Fishers LDA

Linear Discriminant Analysis

We will consider the problem of distinguishing between two populations, given a sample of items from the populations, where each item has p features (i.e. variables x₁,...,x_p). That is, can we develop a rule, or discriminant function, from the observed features of the sampled items that will allow us to assign some new item to the correct population by examining its features only.

The general approach is to optimally construct a linear combination of the observed variables x₁,...,x_p that we will refer to as the discriminant function. We will consider the two-population problem only and will focus on the approach proposed by Fisher in his 1936 paper The Use of Multiple Measurement in Taxonomic Problems, Ann. Eugenics. For discriminant problems involving more than two populations, see the text Multivariate Statistical Methods by Morrison.

Fishers Linear Discriminant Function:

Let X be an nxp matrix of observations on p variables x₁,...,x_p. Let g be the px1 vector of weights that optimally defines the linear discriminant function:

l = g₁x₁ + g₂x₂ + ... + g_px_p

This discriminant function therefore maps each of the n observations from p dimensional space to a point in 1 dimensional space. That is, we may express this mapping in matrix terms thus:

l = Xg

Notice that l is an nx1 vector. We refer to the values of this vector as the discriminant scores of the original observations. Now, consider the sum of the squares of these discriminant scores.

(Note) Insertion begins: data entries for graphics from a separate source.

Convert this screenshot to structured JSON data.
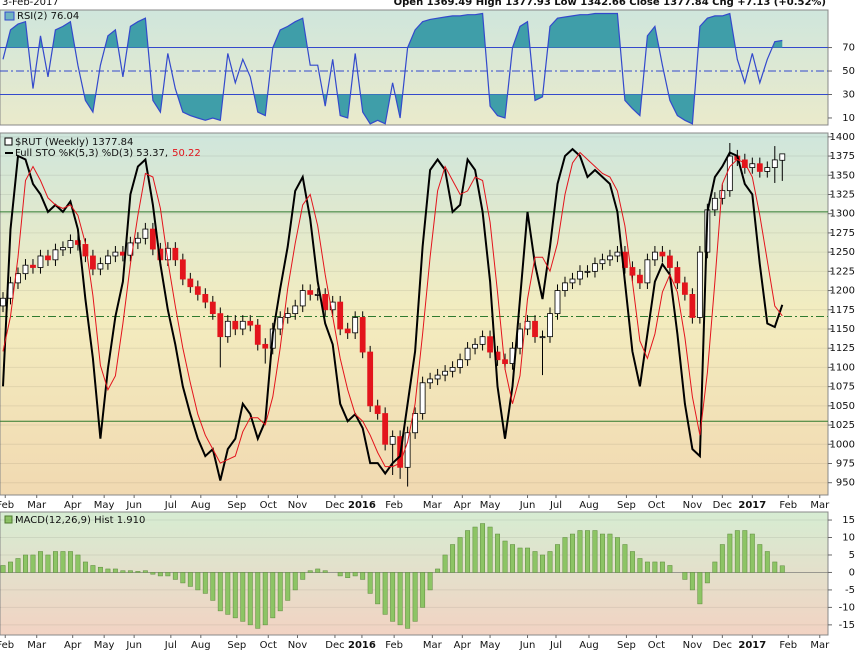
{
  "header": {
    "date": "3-Feb-2017",
    "quote": "Open 1369.49  High 1377.93  Low 1342.66  Close 1377.84  Chg +7.13 (+0.52%)"
  },
  "chart_data": [
    {
      "type": "line",
      "title": "RSI(2) 76.04",
      "color": "#3349cc",
      "fill_color": "#3f9ea9",
      "values": [
        60,
        85,
        90,
        92,
        35,
        80,
        45,
        85,
        88,
        92,
        55,
        25,
        15,
        55,
        80,
        85,
        45,
        88,
        92,
        95,
        25,
        15,
        65,
        35,
        15,
        12,
        10,
        8,
        10,
        8,
        65,
        40,
        60,
        45,
        15,
        12,
        70,
        85,
        88,
        92,
        95,
        55,
        55,
        20,
        60,
        12,
        10,
        65,
        15,
        5,
        8,
        5,
        40,
        10,
        70,
        85,
        92,
        94,
        95,
        96,
        97,
        97,
        98,
        98,
        99,
        20,
        12,
        10,
        70,
        88,
        92,
        25,
        28,
        88,
        95,
        96,
        97,
        98,
        98,
        99,
        99,
        99,
        99,
        25,
        18,
        12,
        80,
        88,
        55,
        25,
        12,
        8,
        5,
        88,
        95,
        97,
        97,
        99,
        60,
        40,
        65,
        40,
        60,
        75,
        76.04
      ],
      "levels": [
        30,
        70
      ],
      "dashed_levels": [
        50
      ],
      "ylim": [
        4,
        102
      ],
      "yticks": [
        10,
        30,
        50,
        70
      ],
      "xlim": [
        -0.4,
        110.1
      ]
    },
    {
      "type": "candlestick",
      "title": "$RUT (Weekly) 1377.84",
      "subtitle": "Full STO %K(5,3) %D(3) 53.37,",
      "subtitle_note": "50.22",
      "up_color": "#ffffff",
      "down_color": "#e3141c",
      "open": [
        1180,
        1190,
        1210,
        1222,
        1233,
        1230,
        1245,
        1240,
        1253,
        1256,
        1265,
        1260,
        1245,
        1228,
        1235,
        1245,
        1250,
        1246,
        1262,
        1268,
        1280,
        1254,
        1240,
        1255,
        1240,
        1215,
        1205,
        1195,
        1185,
        1170,
        1140,
        1160,
        1150,
        1160,
        1155,
        1130,
        1125,
        1150,
        1165,
        1170,
        1180,
        1200,
        1195,
        1195,
        1175,
        1185,
        1150,
        1145,
        1165,
        1120,
        1050,
        1040,
        1000,
        1010,
        970,
        1015,
        1040,
        1080,
        1085,
        1090,
        1095,
        1100,
        1110,
        1125,
        1130,
        1140,
        1120,
        1110,
        1105,
        1125,
        1150,
        1160,
        1140,
        1140,
        1170,
        1200,
        1210,
        1215,
        1225,
        1225,
        1235,
        1240,
        1245,
        1250,
        1230,
        1220,
        1210,
        1240,
        1250,
        1245,
        1230,
        1210,
        1195,
        1165,
        1250,
        1305,
        1320,
        1330,
        1375,
        1370,
        1360,
        1365,
        1355,
        1360,
        1369.49
      ],
      "high": [
        1198,
        1218,
        1230,
        1241,
        1241,
        1253,
        1253,
        1261,
        1264,
        1273,
        1273,
        1268,
        1253,
        1243,
        1253,
        1258,
        1258,
        1270,
        1276,
        1288,
        1288,
        1262,
        1263,
        1263,
        1248,
        1223,
        1213,
        1203,
        1193,
        1178,
        1168,
        1168,
        1168,
        1168,
        1163,
        1138,
        1158,
        1173,
        1178,
        1188,
        1208,
        1208,
        1203,
        1203,
        1193,
        1193,
        1158,
        1173,
        1173,
        1128,
        1058,
        1048,
        1018,
        1018,
        1023,
        1048,
        1088,
        1093,
        1098,
        1103,
        1108,
        1118,
        1133,
        1138,
        1148,
        1148,
        1128,
        1118,
        1133,
        1158,
        1168,
        1168,
        1148,
        1178,
        1208,
        1218,
        1223,
        1233,
        1233,
        1243,
        1248,
        1253,
        1258,
        1258,
        1238,
        1228,
        1248,
        1258,
        1258,
        1253,
        1238,
        1218,
        1203,
        1258,
        1313,
        1328,
        1338,
        1392,
        1383,
        1378,
        1373,
        1373,
        1368,
        1388,
        1377.93
      ],
      "low": [
        1172,
        1182,
        1202,
        1214,
        1222,
        1222,
        1232,
        1232,
        1245,
        1248,
        1252,
        1237,
        1220,
        1220,
        1227,
        1237,
        1238,
        1238,
        1254,
        1260,
        1246,
        1232,
        1232,
        1232,
        1207,
        1197,
        1187,
        1177,
        1162,
        1100,
        1132,
        1142,
        1142,
        1147,
        1122,
        1105,
        1117,
        1142,
        1157,
        1162,
        1172,
        1187,
        1187,
        1167,
        1167,
        1142,
        1137,
        1137,
        1112,
        1042,
        1032,
        992,
        960,
        955,
        945,
        1007,
        1032,
        1072,
        1077,
        1082,
        1087,
        1092,
        1102,
        1117,
        1122,
        1112,
        1102,
        1097,
        1097,
        1117,
        1142,
        1132,
        1090,
        1132,
        1162,
        1192,
        1202,
        1207,
        1217,
        1217,
        1227,
        1232,
        1237,
        1222,
        1212,
        1202,
        1202,
        1232,
        1237,
        1222,
        1202,
        1187,
        1157,
        1157,
        1242,
        1297,
        1312,
        1322,
        1362,
        1352,
        1352,
        1347,
        1347,
        1340,
        1342.66
      ],
      "close": [
        1190,
        1210,
        1222,
        1233,
        1230,
        1245,
        1240,
        1253,
        1256,
        1265,
        1260,
        1245,
        1228,
        1235,
        1245,
        1250,
        1246,
        1262,
        1268,
        1280,
        1254,
        1240,
        1255,
        1240,
        1215,
        1205,
        1195,
        1185,
        1170,
        1140,
        1160,
        1150,
        1160,
        1155,
        1130,
        1125,
        1150,
        1165,
        1170,
        1180,
        1200,
        1195,
        1195,
        1175,
        1185,
        1150,
        1145,
        1165,
        1120,
        1050,
        1040,
        1000,
        1010,
        970,
        1015,
        1040,
        1080,
        1085,
        1090,
        1095,
        1100,
        1110,
        1125,
        1130,
        1140,
        1120,
        1110,
        1105,
        1125,
        1150,
        1160,
        1140,
        1140,
        1170,
        1200,
        1210,
        1215,
        1225,
        1225,
        1235,
        1240,
        1245,
        1250,
        1230,
        1220,
        1210,
        1240,
        1250,
        1245,
        1230,
        1210,
        1195,
        1165,
        1250,
        1305,
        1320,
        1330,
        1375,
        1370,
        1360,
        1365,
        1355,
        1360,
        1370,
        1377.84
      ],
      "series": [
        {
          "color": "#000000",
          "axis": "y2",
          "values": [
            30,
            75,
            96,
            95,
            88,
            85,
            80,
            82,
            80,
            83,
            75,
            55,
            38,
            15,
            35,
            50,
            60,
            85,
            93,
            95,
            82,
            65,
            52,
            42,
            30,
            22,
            15,
            10,
            12,
            3,
            12,
            15,
            25,
            22,
            15,
            20,
            45,
            58,
            70,
            86,
            90,
            78,
            60,
            48,
            42,
            25,
            20,
            22,
            18,
            8,
            8,
            5,
            8,
            10,
            25,
            40,
            70,
            92,
            95,
            92,
            80,
            82,
            95,
            92,
            80,
            60,
            30,
            15,
            30,
            55,
            80,
            65,
            55,
            70,
            88,
            96,
            98,
            96,
            90,
            92,
            90,
            88,
            80,
            60,
            40,
            30,
            45,
            60,
            65,
            62,
            45,
            25,
            12,
            10,
            80,
            90,
            93,
            97,
            96,
            88,
            85,
            65,
            48,
            47,
            53.37
          ]
        },
        {
          "color": "#e3141c",
          "axis": "y2",
          "values": [
            40,
            50,
            67,
            89,
            93,
            89,
            84,
            82,
            81,
            82,
            79,
            71,
            56,
            36,
            29,
            33,
            48,
            65,
            79,
            91,
            90,
            81,
            66,
            53,
            41,
            31,
            22,
            16,
            12,
            8,
            9,
            10,
            17,
            21,
            21,
            19,
            27,
            41,
            58,
            71,
            82,
            85,
            76,
            62,
            50,
            38,
            29,
            22,
            20,
            16,
            11,
            7,
            7,
            8,
            14,
            25,
            45,
            67,
            86,
            93,
            89,
            85,
            86,
            90,
            89,
            77,
            57,
            35,
            25,
            33,
            55,
            67,
            67,
            63,
            71,
            85,
            94,
            97,
            95,
            93,
            91,
            90,
            86,
            76,
            60,
            43,
            38,
            45,
            57,
            62,
            57,
            44,
            27,
            16,
            34,
            60,
            88,
            93,
            95,
            94,
            90,
            79,
            66,
            53,
            50.22
          ]
        }
      ],
      "levels": [
        20,
        80
      ],
      "dashed_levels": [
        50
      ],
      "ylim": [
        934,
        1405
      ],
      "yticks": [
        950,
        975,
        1000,
        1025,
        1050,
        1075,
        1100,
        1125,
        1150,
        1175,
        1200,
        1225,
        1250,
        1275,
        1300,
        1325,
        1350,
        1375,
        1400
      ],
      "y2lim": [
        -1.15,
        102.6
      ],
      "xlim": [
        -0.4,
        110.1
      ],
      "xticks": [
        {
          "value": 0.3,
          "label": "Feb"
        },
        {
          "value": 4.5,
          "label": "Mar"
        },
        {
          "value": 9.3,
          "label": "Apr"
        },
        {
          "value": 13.5,
          "label": "May"
        },
        {
          "value": 17.5,
          "label": "Jun"
        },
        {
          "value": 22.4,
          "label": "Jul"
        },
        {
          "value": 26.4,
          "label": "Aug"
        },
        {
          "value": 31.2,
          "label": "Sep"
        },
        {
          "value": 35.4,
          "label": "Oct"
        },
        {
          "value": 39.3,
          "label": "Nov"
        },
        {
          "value": 44.3,
          "label": "Dec"
        },
        {
          "value": 47.9,
          "label": "2016"
        },
        {
          "value": 52.2,
          "label": "Feb"
        },
        {
          "value": 57.3,
          "label": "Mar"
        },
        {
          "value": 61.3,
          "label": "Apr"
        },
        {
          "value": 65,
          "label": "May"
        },
        {
          "value": 70,
          "label": "Jun"
        },
        {
          "value": 73.8,
          "label": "Jul"
        },
        {
          "value": 78.2,
          "label": "Aug"
        },
        {
          "value": 83.2,
          "label": "Sep"
        },
        {
          "value": 87.2,
          "label": "Oct"
        },
        {
          "value": 92,
          "label": "Nov"
        },
        {
          "value": 96,
          "label": "Dec"
        },
        {
          "value": 100,
          "label": "2017"
        },
        {
          "value": 104.8,
          "label": "Feb"
        },
        {
          "value": 109,
          "label": "Mar"
        }
      ]
    },
    {
      "type": "bar",
      "title": "MACD(12,26,9) Hist 1.910",
      "color": "#8dc465",
      "values": [
        2,
        3,
        4,
        5,
        5,
        6,
        5,
        6,
        6,
        6,
        5,
        3,
        2,
        1.5,
        1,
        1,
        0.5,
        0.5,
        0.3,
        0.5,
        -0.5,
        -1,
        -1,
        -2,
        -3,
        -4,
        -5,
        -6,
        -8,
        -11,
        -12,
        -13,
        -14,
        -15,
        -16,
        -15,
        -13,
        -11,
        -8,
        -5,
        -2,
        0.5,
        1,
        0.5,
        0,
        -1,
        -1.5,
        -1,
        -2,
        -6,
        -9,
        -12,
        -14,
        -15,
        -16,
        -14,
        -10,
        -5,
        1,
        5,
        8,
        10,
        12,
        13,
        14,
        13,
        11,
        9,
        8,
        7,
        7,
        6,
        5,
        6,
        8,
        10,
        11,
        12,
        12,
        12,
        11,
        11,
        10,
        8,
        6,
        4,
        3,
        3,
        3,
        2,
        0,
        -2,
        -5,
        -9,
        -3,
        3,
        8,
        11,
        12,
        12,
        11,
        8,
        6,
        3,
        1.91
      ],
      "ylim": [
        -17.9,
        17.3
      ],
      "yticks": [
        -15,
        -10,
        -5,
        0,
        5,
        10,
        15
      ],
      "xlim": [
        -0.4,
        110.1
      ],
      "xticks": [
        {
          "value": 0.3,
          "label": "Feb"
        },
        {
          "value": 4.5,
          "label": "Mar"
        },
        {
          "value": 9.3,
          "label": "Apr"
        },
        {
          "value": 13.5,
          "label": "May"
        },
        {
          "value": 17.5,
          "label": "Jun"
        },
        {
          "value": 22.4,
          "label": "Jul"
        },
        {
          "value": 26.4,
          "label": "Aug"
        },
        {
          "value": 31.2,
          "label": "Sep"
        },
        {
          "value": 35.4,
          "label": "Oct"
        },
        {
          "value": 39.3,
          "label": "Nov"
        },
        {
          "value": 44.3,
          "label": "Dec"
        },
        {
          "value": 47.9,
          "label": "2016"
        },
        {
          "value": 52.2,
          "label": "Feb"
        },
        {
          "value": 57.3,
          "label": "Mar"
        },
        {
          "value": 61.3,
          "label": "Apr"
        },
        {
          "value": 65,
          "label": "May"
        },
        {
          "value": 70,
          "label": "Jun"
        },
        {
          "value": 73.8,
          "label": "Jul"
        },
        {
          "value": 78.2,
          "label": "Aug"
        },
        {
          "value": 83.2,
          "label": "Sep"
        },
        {
          "value": 87.2,
          "label": "Oct"
        },
        {
          "value": 92,
          "label": "Nov"
        },
        {
          "value": 96,
          "label": "Dec"
        },
        {
          "value": 100,
          "label": "2017"
        },
        {
          "value": 104.8,
          "label": "Feb"
        },
        {
          "value": 109,
          "label": "Mar"
        }
      ]
    }
  ]
}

l^T l = (Xg)^T Xg = g^TX^T Xg

Now, X^TX is a pxp sum of squares matrix. since our observations are from two groups then this matrix is usually referred to as the total sum of squares matrix. Let us denote it by T. We may partition it into the sum of squares due to "within" group differences and the sum of squares due to "between" group differences thus:

T = B + W

Hence:

l^T l = g^TX^T Xg = g^T(B+W) g = g^TB g + g^TW g

The terms g^TB g and g^TW g are the "between" and "within" group components of the sum of squares of the discriminant scores.

The objective of discriminant analysis is to find a weight vector l that maximizes the ratio of these sum of squares components. That is, we want to maximize l where l is given by:

l = (g^TB g)/ (g^TW g)

You may think of the discriminant function as defining a hypersurface that bisects the points in p dimensional points in such a way that when you view the observations from a direction perpendicular to this surface you can optimally discriminate between the groups.

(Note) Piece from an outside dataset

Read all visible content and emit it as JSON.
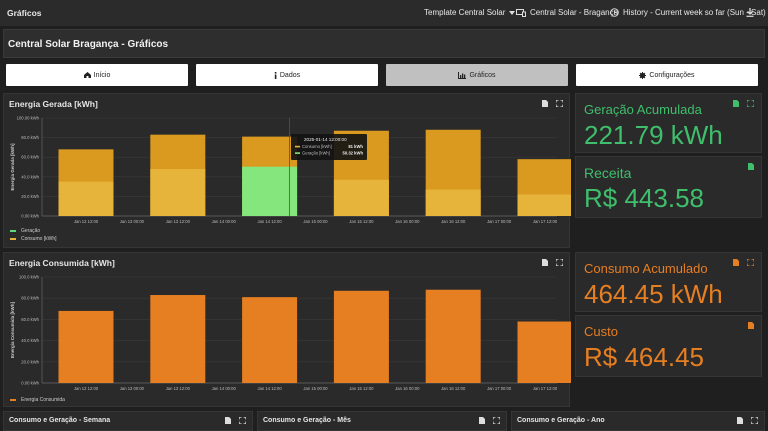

We use calculaus to find the weights by differentiating l with respect to g.

dl/ dg = {2(Bg) (g^TW g) - 2(g^TB g) (W g)}/ (g^TW g) ² = 0

We may simplify by dividing through by g^TW g to obtain:

(B - lW) g = 0

Note that we may find l by solving the polynomial:

|W^-1B - lI| = 0

Hence the problem of finding the optimal weight vector g reduces to the problem of finding the eigenvalues and eigenvectors of the matrix W^-1B. The eigenvectors are the weight vectors of the discriminant function.

Note that in the two population case there is one eigenvector. In fact, for the two population case we can show that the eigenvector is:

g = S^-1 (m₁ - m₂)

Note that m₁ and m₂ are the px1 mean vectors of the p variables x₁,...,x_p.

This weight vector is the weight vector that is known as Fisher's discriminant function.

Note: Two population discriminant analysis may be formulated as a multiple regression problem. The dependent variable defines group membership and is therefore binary valued. The independent variables are the p variables x₁,...,x_p. Note that the coefficients of the regression equation are not the same as the weights mentioned above. We can however show that one can be derived from the other.

SAS:

We have seen that discriminant analysis may be solved by finding the Spectral Decomposition of the matrix W^-1B. Hence, we may easily code an IML routine to obtain the weight vector.

Alternatively, we may use the SAS procedure discrim to find the discriminant function. The general form of the discrim statement is:

  proc discrim options;
     class variable;
     by variables;
     id variable;
     var variables;

Only the proc discrim and class statements are required.